Kansas, Kentucky ready for title rumble
NEW ORLEANS – Jayhawks or Wildcats, take your pick. Either can make a case for this being “their” year.
For Kansas, a season that started with low expectations keeps getting better, filled with high-wire comebacks and an inescapable feeling that this was simply meant to be.
For Kentucky, a cadre of NBA-caliber players have had the word “champion” practically imprinted on their chests since they gathered at Rupp Arena for the season’s first practice.
They meet Monday for the NCAA championship, a history-filled matchup between the two winningest programs in college basketball history. This is the one-and-dones at Kentucky vs. juniors and seniors at Kansas; Anthony Davis vs. Thomas Robinson in a front-court battle of All-Americans; a title-game coaching rematch between John Calipari and Bill Self; a high-stakes meeting between one team whose founder invented the game and another that likes to claim its legendary coach perfected it.
Kentucky (37-2), in search of its eighth national title but its first since 1998, has five, maybe six, players who will be playing in the NBA soon. Most are freshmen and sophomores. None are better than Davis, the 6-foot-10 freshman who had 18 points, 14 rebounds and five blocks in Kentucky’s 69-61 win over Louisville in the semifinals.
“Anthony Davis is a great player, but he’s not Superman,” Self said, clearly ignoring the fact that, only moments earlier, Davis had been walking around the Superdome with his practice jersey slung across his shoulders like a cape.
The supporting cast isn’t too bad, either. Calipari finds himself working with the most talent – Davis and Michael Kidd-Gilchrist are likely lottery picks, while Terrence Jones, Marquis Teague and Doron Lamb are among the others with first-round potential.
That talent is the main reason why oddsmakers have Kentucky as a 6 1/2-point favorite to seal the deal this year in its third consecutive trip to the Elite Eight and second straight to the Final Four.
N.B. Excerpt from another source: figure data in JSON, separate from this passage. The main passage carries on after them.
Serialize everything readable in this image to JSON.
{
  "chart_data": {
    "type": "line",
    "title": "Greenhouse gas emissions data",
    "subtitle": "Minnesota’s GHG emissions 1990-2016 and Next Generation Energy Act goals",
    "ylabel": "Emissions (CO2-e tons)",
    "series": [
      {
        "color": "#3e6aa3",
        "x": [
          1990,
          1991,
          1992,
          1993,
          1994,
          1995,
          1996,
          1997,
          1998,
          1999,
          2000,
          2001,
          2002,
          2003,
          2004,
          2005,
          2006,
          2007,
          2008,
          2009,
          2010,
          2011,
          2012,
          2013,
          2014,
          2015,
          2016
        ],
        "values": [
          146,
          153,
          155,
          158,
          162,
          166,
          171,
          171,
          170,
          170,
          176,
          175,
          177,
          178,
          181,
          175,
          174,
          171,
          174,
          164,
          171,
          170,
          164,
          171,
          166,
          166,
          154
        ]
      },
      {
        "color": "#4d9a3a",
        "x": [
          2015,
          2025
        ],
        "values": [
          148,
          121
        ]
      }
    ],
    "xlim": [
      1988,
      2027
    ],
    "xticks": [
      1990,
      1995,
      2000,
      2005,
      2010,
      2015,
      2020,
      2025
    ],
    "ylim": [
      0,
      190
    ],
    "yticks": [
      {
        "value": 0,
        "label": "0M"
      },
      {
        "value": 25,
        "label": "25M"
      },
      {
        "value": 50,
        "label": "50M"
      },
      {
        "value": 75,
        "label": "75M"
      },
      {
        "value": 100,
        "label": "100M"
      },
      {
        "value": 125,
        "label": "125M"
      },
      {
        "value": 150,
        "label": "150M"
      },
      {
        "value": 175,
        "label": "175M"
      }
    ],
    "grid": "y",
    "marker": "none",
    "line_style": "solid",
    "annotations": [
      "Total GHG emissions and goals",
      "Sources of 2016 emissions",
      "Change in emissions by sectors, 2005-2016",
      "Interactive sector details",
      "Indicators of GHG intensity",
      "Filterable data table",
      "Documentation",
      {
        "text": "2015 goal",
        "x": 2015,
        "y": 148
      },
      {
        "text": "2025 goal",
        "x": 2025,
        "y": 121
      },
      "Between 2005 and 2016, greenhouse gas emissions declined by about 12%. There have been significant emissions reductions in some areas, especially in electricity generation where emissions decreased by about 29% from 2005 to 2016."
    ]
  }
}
“Doesn’t bother us,” Kansas guard Tyshawn Taylor said. “They’ve got high expectations, and they had a great year so the expectations should be high. What we think, though, is that we match up with them well. We feel confident going into this game.”
And why not?
Though the talent level may not be as strong as Kentucky’s from top to bottom, the Jayhawks (32-6) get more reinforcement every game that anything is possible.
On Saturday, they overcame a 13-point deficit against Ohio State for their latest escape act. Before that in the tournament, they won close ones against Purdue, North Carolina State and North Carolina.
They were comeback kids in the regular season, as well – a season that began with low expectations for a roster that got hit hard by graduation and other departures, then fell to 7-3 after an ugly, unexpected home loss to Davidson.
“I was a little frustrated because I thought that we were underachieving, underperforming,” Self said. “I thought we were a stale team. I thought we were slow. I thought we didn’t play with great energy. I thought the things we had to do to be successful, we weren’t committing to doing them.”
But that all changed, in large part thanks to the development of Robinson, known for his first two years in college as a role player with NBA skills. He was allowed to blossom when he got regular playing time this season and is averaging 17.7 points and 11.7 rebounds a game. He was the only unanimous AP All-American and was in the conversation, along with Davis, in most of the player-of-the-year voting.
“We know how good Thomas Robinson is,” Calipari said. “We all up here know. We went against him in New York. He is as good as they get. He’s a vicious competitor, great around a rim, expanded his game.”
These teams met in November at Madison Square Garden, a 75-65 Kentucky victory in the second game of the season. There wasn’t much conversation about that one Sunday; come Monday night, it will be but a minor footnote in the history of a pair of tradition-rich basketball bluebloods.
“I dreamed about it as soon as I saw the brackets,” Self said. “I did look. I said, ‘How cool would it be to play Kentucky in the finals?’ You guys know better than me, but when do you have the two winningest programs in the history of ball playing each other? I don’t know when. From a historic standpoint, I think that’s really cool.”